Wednesday, November 2, 2011

Week Ten, part two

New Jersey vs. Boston:

I apologize to that portion of my readership who are not familiar with 1970's Australian comic strips, as they have no real chance to understand this one. But I am trying to grow my brand and who knows, maybe next time YOUR niche interest will be represented.

I thought of asterisking "bonker" to the effect that it is not in my dictionary, so it is not going to be the answer word. But even if it happens to be in your dictionary, you might guess (correctly) that I would not have spelt it all out if I meant it to be the answer word, except perhaps on April Fool's Day, but one of the unfortunate things about this league is the lack of opportunity for April Fool's gags.

Anyway, New Jersey to win, which will be sad for Boston if it happens, but of course maybe it won't.

New York vs. Philadelphia:

Although any type of normal outcome works out well for Philly, I predict the particular one where they win the match.

Carolina vs. Manhattan:

Manhattan is in the annoying situation of having good tiebreaks, but still possibly needing to win their match. It almost makes one say, "why bother?". But they are a young team, have probably not been beaten down too much by life yet, and I think they will find the strength to continue and prevail.

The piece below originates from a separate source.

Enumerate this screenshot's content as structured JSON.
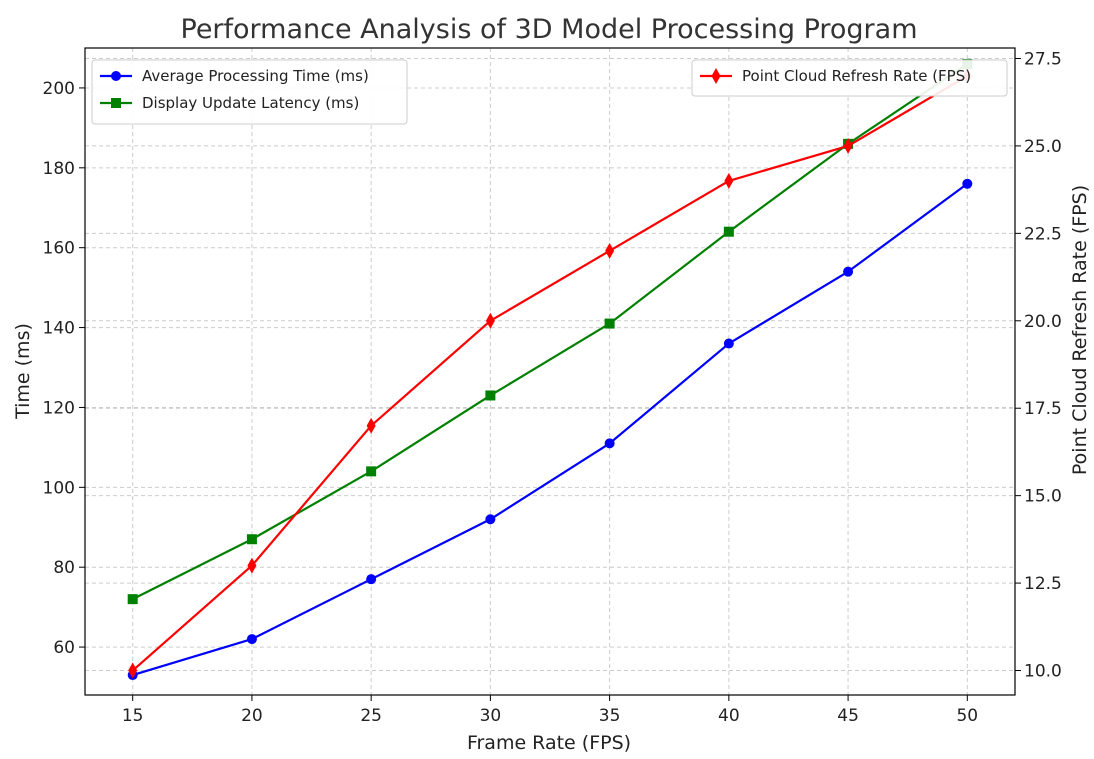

Baltimore vs. New England:

The defending leaguce champs do not control their own destiny, but as clever sportswriters are fond of pointing out, nobody "controls" his destiny, because then it isn't "destiny". I pick New England to win and then get lucky somewhere, but remember that I'm right even if I'm only half right.

Btw, we had a real live "Nor'easter" in the Northeast this past week, which did worse damage to places that didn't really get damaged than Irene. Many branches down, even without much wind. Apparently this was because snow + leaves = too much weight for the branches to support. Additionally, this storm did not disprove global warming.